Advocacy of a UN 5WCW at the 2009 CSW
Report by Jean Shinoda Bolen (March 2009)
With NGOs: There was considerable support among NGO delegates for the idea of a 5WCW—it was as if the election of President Obama had changed the climate for it at the United Nations. The panel on Gender Equality and 5WCW had many sponsors and was very well attended, the blue 5WCW buttons were a positive item—with 800 or more accepted by NGO delegates. 5WCW was a focus at two workshops, and serendipity paved the way for a 5WCW Caucus on March 5. A petition was started there. The point of these efforts was to seed widespread grassroots support from NGOs. A reasonable assumption is that there is NGO support that will grow as efforts continue, especially when tangible plans materialize.

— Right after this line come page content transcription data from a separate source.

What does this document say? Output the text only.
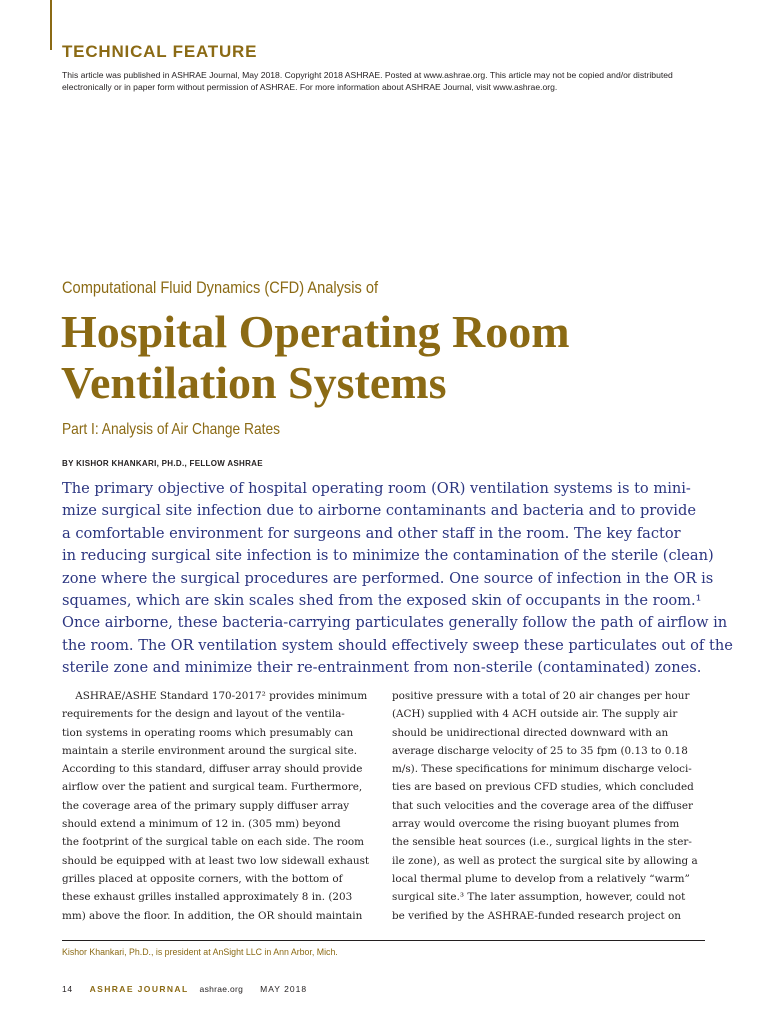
TECHNICAL FEATURE

This article was published in ASHRAE Journal, May 2018. Copyright 2018 ASHRAE. Posted at www.ashrae.org. This article may not be copied and/or distributed electronically or in paper form without permission of ASHRAE. For more information about ASHRAE Journal, visit www.ashrae.org.

Computational Fluid Dynamics (CFD) Analysis of

Hospital Operating Room
Ventilation Systems

Part I: Analysis of Air Change Rates

BY KISHOR KHANKARI, PH.D., FELLOW ASHRAE

The primary objective of hospital operating room (OR) ventilation systems is to mini-
mize surgical site infection due to airborne contaminants and bacteria and to provide
a comfortable environment for surgeons and other staff in the room. The key factor
in reducing surgical site infection is to minimize the contamination of the sterile (clean)
zone where the surgical procedures are performed. One source of infection in the OR is
squames, which are skin scales shed from the exposed skin of occupants in the room.¹
Once airborne, these bacteria-carrying particulates generally follow the path of airflow in
the room. The OR ventilation system should effectively sweep these particulates out of the
sterile zone and minimize their re-entrainment from non-sterile (contaminated) zones.
ASHRAE/ASHE Standard 170-2017² provides minimum
requirements for the design and layout of the ventila-
tion systems in operating rooms which presumably can
maintain a sterile environment around the surgical site.
According to this standard, diffuser array should provide
airflow over the patient and surgical team. Furthermore,
the coverage area of the primary supply diffuser array
should extend a minimum of 12 in. (305 mm) beyond
the footprint of the surgical table on each side. The room
should be equipped with at least two low sidewall exhaust
grilles placed at opposite corners, with the bottom of
these exhaust grilles installed approximately 8 in. (203
mm) above the floor. In addition, the OR should maintain
positive pressure with a total of 20 air changes per hour
(ACH) supplied with 4 ACH outside air. The supply air
should be unidirectional directed downward with an
average discharge velocity of 25 to 35 fpm (0.13 to 0.18
m/s). These specifications for minimum discharge veloci-
ties are based on previous CFD studies, which concluded
that such velocities and the coverage area of the diffuser
array would overcome the rising buoyant plumes from
the sensible heat sources (i.e., surgical lights in the ster-
ile zone), as well as protect the surgical site by allowing a
local thermal plume to develop from a relatively “warm”
surgical site.³ The later assumption, however, could not
be verified by the ASHRAE-funded research project on

Kishor Khankari, Ph.D., is president at AnSight LLC in Ann Arbor, Mich.

14 ASHRAE JOURNAL ashrae.org MAY 2018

With CSW: The a newly appointed CSW chair and a newly appointed United States delegation were running to catch up—their learning curve was similar only much more so than it is for new NGO delegates such as those who came as 5WCW advocates. This year, NGOs closely involved with the UN CSW had two major concerns which took priority over any other issues. The GEAR (gender-architecture-reform) campaign, the effort to create a strong, autonomous, centralized women’s agency, which was not successful. (see article for explanation of what it is and what happened), and the Agreed Conclusions on “The equal sharing of responsibilities between women and men, including care-giving in the context of HIV/AIDS.” This document was widely discussed by NGOs and by the CSW, with considerable lobbying done, including by organizations opposed to reproductive choice. (ten page “Agreed Conclusions”document can be downloaded from the homepage of the UN Division on the Advancement of Women
Oral statement: Advocacy for a UN 5WCW (prepared for the CSW)

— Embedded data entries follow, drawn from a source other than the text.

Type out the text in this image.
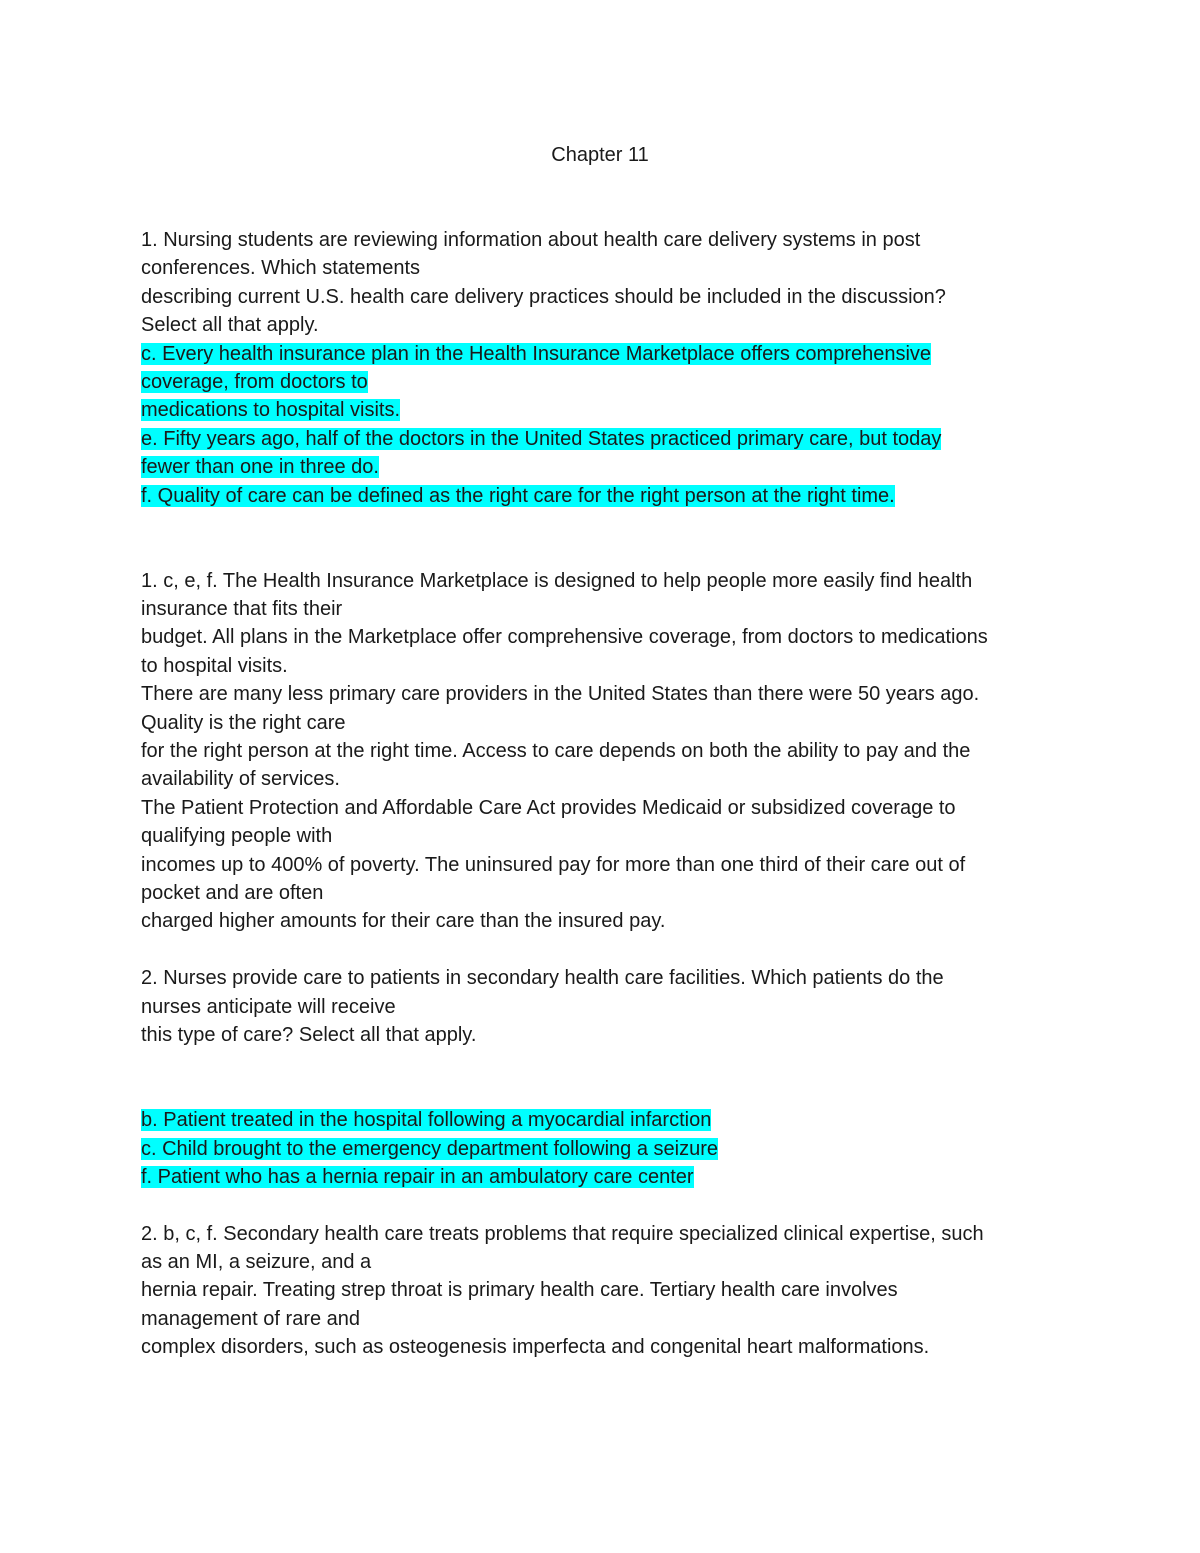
Chapter 11
1. Nursing students are reviewing information about health care delivery systems in post
conferences. Which statements
describing current U.S. health care delivery practices should be included in the discussion?
Select all that apply.
c. Every health insurance plan in the Health Insurance Marketplace offers comprehensive
coverage, from doctors to
medications to hospital visits.
e. Fifty years ago, half of the doctors in the United States practiced primary care, but today
fewer than one in three do.
f. Quality of care can be defined as the right care for the right person at the right time.
1. c, e, f. The Health Insurance Marketplace is designed to help people more easily find health
insurance that fits their
budget. All plans in the Marketplace offer comprehensive coverage, from doctors to medications
to hospital visits.
There are many less primary care providers in the United States than there were 50 years ago.
Quality is the right care
for the right person at the right time. Access to care depends on both the ability to pay and the
availability of services.
The Patient Protection and Affordable Care Act provides Medicaid or subsidized coverage to
qualifying people with
incomes up to 400% of poverty. The uninsured pay for more than one third of their care out of
pocket and are often
charged higher amounts for their care than the insured pay.
2. Nurses provide care to patients in secondary health care facilities. Which patients do the
nurses anticipate will receive
this type of care? Select all that apply.
b. Patient treated in the hospital following a myocardial infarction
c. Child brought to the emergency department following a seizure
f. Patient who has a hernia repair in an ambulatory care center
2. b, c, f. Secondary health care treats problems that require specialized clinical expertise, such
as an MI, a seizure, and a
hernia repair. Treating strep throat is primary health care. Tertiary health care involves
management of rare and
complex disorders, such as osteogenesis imperfecta and congenital heart malformations.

With member-states: Any member state can propose a resolution in support of a UN 5WCW which can go to the General Assembly, or be introduced to the CSW or ECOSOC. The proposal for a 5WCW Council of Europe March 2006 can serve as a model(—link to document). It is the advocacy from member-states which will count. It is up grassroots and NGOs to get this. An activist in any one of the 192 member-states may be only one or two degrees of separation away from someone in her government who could get support for this proposal. To be effective, more countries need to get on board as part of the process. This can begin with a few individuals. I learned that UN Security Council Resolution #1325 on women, peace and security, began with the support of the ambassador from Bangladesh who with several others wrote the first proposal. (I learned this from Dotty Prunhuber who was one of them).
New Chair of the the CSW: Olivier Belle from Belgium
The newly appointed chairperson of the the CSW came to the first NGO briefing—which is held in the UN CSW chambers for 45 minutes preceding the CSW under the auspices of the NGO CSW-NY. I had an opportunity to ask him a question. I said that since a proposal from Finland for a UN sponsored 5th World Conference on Women was tabled by ECOOC until 2009, would the CSW support taking this proposal off the table? He asked me to repeat the question, took notes and said that since he was new, he would look into it and come back, which he did the next day. He apparently referred to the Beijing + 15 plans in his answer. The NGO presiding chair told him that this was not the question that had been asked. (I was not able to be at this meeting because I was in the Oprah and Friends studio taping an interview with Dr. Oz). I was not successful in my efforts to reach Mr. Belle during the remainder of the week either at the CSW or through the Belgium consulate.